Existing three-dimensional printers, which
build up objects from layers of melted metal powder, melted plastic powder
or quick-drying ink-jet ink, print relatively slowly because it takes
time for each layer to dry. And like that of their two-dimensional counterparts,
the print resolution, or feature size, is limited by the granular nature
of these processes.
University of Illinois researchers have come up with a new type
of quick-setting three-dimensional ink that works a bit like a microscopic
tube of toothpaste. The researchers' printer robotically deposits a continuous,
elastic-like ink filament into a liquid rather than putting ink drops
onto a surface.
The filament hardens in the liquid rapidly enough to allow for
printing three-dimensional structures that have features like unsupported
spanning elements. The process yields complete three-dimensional structures
in about five minutes, and provides resolutions that are close to two
orders of magnitude finer than existing methods, according to the researchers.
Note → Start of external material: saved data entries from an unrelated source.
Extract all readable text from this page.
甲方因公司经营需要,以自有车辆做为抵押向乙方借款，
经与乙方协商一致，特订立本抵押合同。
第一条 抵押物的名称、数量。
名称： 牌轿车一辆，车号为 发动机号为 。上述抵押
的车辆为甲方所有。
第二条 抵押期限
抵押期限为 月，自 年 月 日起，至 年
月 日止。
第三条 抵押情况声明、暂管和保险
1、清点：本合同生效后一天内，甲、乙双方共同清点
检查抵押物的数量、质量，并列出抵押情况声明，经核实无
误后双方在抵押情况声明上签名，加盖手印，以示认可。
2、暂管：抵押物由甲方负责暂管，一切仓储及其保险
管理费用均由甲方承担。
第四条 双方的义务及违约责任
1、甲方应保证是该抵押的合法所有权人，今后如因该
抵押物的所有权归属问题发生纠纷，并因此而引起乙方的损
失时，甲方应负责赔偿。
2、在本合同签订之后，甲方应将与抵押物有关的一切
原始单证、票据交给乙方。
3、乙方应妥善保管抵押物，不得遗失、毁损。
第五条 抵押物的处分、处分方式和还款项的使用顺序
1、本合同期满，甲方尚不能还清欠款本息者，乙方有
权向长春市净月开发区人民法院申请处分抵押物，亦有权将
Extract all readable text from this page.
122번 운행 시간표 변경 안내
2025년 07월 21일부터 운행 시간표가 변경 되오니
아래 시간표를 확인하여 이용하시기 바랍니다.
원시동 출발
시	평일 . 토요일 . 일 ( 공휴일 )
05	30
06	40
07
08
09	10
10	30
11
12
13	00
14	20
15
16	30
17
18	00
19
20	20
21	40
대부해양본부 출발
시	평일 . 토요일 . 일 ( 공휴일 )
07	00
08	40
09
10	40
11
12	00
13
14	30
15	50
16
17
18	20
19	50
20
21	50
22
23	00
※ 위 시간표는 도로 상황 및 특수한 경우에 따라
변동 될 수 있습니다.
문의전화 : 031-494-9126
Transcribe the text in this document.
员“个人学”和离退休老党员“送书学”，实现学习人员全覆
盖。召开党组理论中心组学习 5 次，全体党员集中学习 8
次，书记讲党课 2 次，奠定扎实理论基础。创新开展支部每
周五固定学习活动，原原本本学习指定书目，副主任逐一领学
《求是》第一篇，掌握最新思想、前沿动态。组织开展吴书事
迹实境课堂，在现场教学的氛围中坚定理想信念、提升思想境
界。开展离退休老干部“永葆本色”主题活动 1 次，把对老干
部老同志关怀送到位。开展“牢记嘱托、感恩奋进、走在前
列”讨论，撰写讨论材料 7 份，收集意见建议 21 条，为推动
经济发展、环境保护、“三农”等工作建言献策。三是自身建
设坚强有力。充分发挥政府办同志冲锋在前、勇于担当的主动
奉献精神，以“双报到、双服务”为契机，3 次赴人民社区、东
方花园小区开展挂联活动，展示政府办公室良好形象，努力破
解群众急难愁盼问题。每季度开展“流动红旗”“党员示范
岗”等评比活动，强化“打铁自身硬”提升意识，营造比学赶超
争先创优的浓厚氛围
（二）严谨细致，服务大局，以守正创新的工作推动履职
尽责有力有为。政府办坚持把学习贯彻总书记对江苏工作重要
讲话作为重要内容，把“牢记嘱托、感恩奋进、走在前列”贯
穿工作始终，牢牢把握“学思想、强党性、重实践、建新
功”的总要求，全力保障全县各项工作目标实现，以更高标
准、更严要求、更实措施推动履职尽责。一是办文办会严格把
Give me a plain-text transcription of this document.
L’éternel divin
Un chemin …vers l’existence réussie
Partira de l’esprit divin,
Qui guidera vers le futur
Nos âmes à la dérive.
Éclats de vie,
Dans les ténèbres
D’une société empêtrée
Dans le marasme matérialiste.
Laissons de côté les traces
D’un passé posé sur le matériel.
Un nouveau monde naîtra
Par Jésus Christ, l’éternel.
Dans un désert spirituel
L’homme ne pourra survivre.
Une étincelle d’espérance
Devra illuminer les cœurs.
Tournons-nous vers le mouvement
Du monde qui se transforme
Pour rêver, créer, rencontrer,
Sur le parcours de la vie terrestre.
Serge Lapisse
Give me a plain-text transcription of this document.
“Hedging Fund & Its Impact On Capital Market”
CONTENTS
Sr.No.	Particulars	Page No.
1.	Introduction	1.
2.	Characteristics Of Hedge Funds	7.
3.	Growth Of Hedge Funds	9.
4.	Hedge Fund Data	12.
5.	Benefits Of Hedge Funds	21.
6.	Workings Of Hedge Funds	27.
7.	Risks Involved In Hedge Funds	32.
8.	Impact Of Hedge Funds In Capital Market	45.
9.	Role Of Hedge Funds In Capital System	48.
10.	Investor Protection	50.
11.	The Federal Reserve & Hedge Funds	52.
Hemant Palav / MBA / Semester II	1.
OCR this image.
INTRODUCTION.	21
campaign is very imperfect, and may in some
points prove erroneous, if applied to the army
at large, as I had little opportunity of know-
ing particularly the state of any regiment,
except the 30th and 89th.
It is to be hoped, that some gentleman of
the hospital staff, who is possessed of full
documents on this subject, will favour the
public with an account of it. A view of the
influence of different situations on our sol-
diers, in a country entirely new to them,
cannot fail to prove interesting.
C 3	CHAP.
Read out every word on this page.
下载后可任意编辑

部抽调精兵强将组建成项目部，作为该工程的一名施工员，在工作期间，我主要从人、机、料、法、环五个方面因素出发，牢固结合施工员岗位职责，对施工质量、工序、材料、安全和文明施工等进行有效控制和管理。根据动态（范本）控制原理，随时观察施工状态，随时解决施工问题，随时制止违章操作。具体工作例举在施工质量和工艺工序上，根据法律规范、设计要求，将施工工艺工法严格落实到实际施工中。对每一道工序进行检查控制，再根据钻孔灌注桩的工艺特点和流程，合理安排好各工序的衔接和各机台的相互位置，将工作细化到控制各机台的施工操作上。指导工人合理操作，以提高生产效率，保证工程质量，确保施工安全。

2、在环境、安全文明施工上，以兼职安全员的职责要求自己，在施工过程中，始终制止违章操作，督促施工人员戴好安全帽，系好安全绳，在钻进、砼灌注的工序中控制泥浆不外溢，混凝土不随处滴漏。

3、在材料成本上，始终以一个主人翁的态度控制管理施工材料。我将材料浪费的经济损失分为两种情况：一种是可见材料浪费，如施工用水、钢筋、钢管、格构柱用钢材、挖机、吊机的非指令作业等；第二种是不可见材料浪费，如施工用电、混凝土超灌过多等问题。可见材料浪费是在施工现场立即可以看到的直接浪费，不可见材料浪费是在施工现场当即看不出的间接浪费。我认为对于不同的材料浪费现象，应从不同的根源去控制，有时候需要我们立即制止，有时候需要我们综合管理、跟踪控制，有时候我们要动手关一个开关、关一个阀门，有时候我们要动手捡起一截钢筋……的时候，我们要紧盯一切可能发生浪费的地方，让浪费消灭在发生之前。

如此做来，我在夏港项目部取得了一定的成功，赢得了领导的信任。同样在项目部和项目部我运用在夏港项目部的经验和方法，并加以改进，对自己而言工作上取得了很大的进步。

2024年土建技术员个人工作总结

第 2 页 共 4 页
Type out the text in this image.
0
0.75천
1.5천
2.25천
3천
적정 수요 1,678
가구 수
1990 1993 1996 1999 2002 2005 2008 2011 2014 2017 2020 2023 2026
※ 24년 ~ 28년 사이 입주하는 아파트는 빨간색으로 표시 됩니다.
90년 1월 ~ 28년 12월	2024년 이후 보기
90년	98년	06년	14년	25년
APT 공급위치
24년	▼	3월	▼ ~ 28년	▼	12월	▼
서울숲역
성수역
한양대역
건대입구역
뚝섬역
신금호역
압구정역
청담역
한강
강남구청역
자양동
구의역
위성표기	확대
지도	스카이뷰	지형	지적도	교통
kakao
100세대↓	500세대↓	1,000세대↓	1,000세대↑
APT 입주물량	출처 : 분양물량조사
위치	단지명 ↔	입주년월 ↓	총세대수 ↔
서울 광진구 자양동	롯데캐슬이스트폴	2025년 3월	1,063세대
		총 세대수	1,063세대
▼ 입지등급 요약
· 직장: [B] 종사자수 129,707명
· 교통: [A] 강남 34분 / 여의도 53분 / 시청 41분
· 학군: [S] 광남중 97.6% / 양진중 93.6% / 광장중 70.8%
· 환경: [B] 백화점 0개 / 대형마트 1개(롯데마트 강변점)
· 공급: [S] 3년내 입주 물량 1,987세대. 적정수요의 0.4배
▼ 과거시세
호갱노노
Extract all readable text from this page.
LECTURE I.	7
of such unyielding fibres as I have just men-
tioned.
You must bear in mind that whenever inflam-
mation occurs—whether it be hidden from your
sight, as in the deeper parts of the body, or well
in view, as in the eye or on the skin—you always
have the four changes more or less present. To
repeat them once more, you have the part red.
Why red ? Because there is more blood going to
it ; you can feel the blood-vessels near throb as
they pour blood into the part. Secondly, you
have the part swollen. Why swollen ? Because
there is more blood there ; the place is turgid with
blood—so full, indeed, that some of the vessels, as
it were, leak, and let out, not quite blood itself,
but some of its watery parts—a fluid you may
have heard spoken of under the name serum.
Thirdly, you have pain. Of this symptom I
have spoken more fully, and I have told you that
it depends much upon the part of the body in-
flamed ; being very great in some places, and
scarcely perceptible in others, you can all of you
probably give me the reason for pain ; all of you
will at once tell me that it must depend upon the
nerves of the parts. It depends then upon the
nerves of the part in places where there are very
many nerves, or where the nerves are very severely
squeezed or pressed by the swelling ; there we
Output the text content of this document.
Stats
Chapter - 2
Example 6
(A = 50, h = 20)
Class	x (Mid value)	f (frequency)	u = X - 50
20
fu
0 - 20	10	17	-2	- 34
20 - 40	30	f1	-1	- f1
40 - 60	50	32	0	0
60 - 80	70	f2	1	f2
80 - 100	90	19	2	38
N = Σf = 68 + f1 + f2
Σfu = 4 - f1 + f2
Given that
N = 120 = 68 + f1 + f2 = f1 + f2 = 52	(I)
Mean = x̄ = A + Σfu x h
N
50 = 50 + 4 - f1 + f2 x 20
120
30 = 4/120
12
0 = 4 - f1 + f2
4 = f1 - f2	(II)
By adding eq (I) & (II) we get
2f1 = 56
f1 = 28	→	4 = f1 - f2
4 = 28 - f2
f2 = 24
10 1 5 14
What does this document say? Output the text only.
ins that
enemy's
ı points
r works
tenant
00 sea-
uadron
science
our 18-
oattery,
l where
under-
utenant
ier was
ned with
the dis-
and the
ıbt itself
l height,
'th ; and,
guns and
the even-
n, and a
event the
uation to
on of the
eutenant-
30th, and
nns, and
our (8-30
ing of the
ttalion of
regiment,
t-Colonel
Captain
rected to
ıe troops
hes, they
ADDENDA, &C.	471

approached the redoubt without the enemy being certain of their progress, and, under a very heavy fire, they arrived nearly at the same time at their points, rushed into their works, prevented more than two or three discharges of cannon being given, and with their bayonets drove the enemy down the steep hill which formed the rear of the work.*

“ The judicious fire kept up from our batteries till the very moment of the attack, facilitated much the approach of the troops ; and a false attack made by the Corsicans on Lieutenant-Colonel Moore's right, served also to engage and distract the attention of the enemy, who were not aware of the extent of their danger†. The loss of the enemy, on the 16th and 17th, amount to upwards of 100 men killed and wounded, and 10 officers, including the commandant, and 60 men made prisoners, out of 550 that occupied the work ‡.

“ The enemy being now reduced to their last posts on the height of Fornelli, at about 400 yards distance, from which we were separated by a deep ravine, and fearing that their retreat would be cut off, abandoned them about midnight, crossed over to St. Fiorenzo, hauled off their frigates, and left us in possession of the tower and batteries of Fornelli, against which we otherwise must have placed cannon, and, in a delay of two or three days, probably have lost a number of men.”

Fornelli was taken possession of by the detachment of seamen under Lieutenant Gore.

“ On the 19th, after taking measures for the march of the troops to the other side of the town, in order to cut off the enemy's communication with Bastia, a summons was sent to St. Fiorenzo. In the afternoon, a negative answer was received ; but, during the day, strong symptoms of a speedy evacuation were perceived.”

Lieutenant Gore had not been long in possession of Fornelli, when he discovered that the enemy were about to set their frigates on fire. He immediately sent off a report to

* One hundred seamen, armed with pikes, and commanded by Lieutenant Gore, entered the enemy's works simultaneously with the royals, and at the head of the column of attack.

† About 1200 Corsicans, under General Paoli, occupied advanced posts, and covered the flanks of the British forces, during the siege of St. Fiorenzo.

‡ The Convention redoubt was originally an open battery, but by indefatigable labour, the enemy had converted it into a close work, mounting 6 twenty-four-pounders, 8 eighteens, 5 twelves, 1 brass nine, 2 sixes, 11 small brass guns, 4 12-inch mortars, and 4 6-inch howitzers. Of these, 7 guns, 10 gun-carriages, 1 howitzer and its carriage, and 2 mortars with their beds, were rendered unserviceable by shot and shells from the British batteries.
The researchers' prototype has nozzles that vary in diameter from five
microns to 0.5 microns. A micron is one thousandth of a millimeter.
Because the resolution is so high, the process has the potential
to produce templates for structured materials, like photonic band gap
materials used to control light, microfluidic devices used for biological
and chemical testing, and bioscaffolds for tissue engineering.
The researchers are currently refining inks for structures made
from refractive-index materials like selenium and bioactive materials.
The method could be used in photonic bandgap and tissue engineering
applications in two to five years, according to the researchers. The work
appeared in the March 25, 2004 issue of Nature.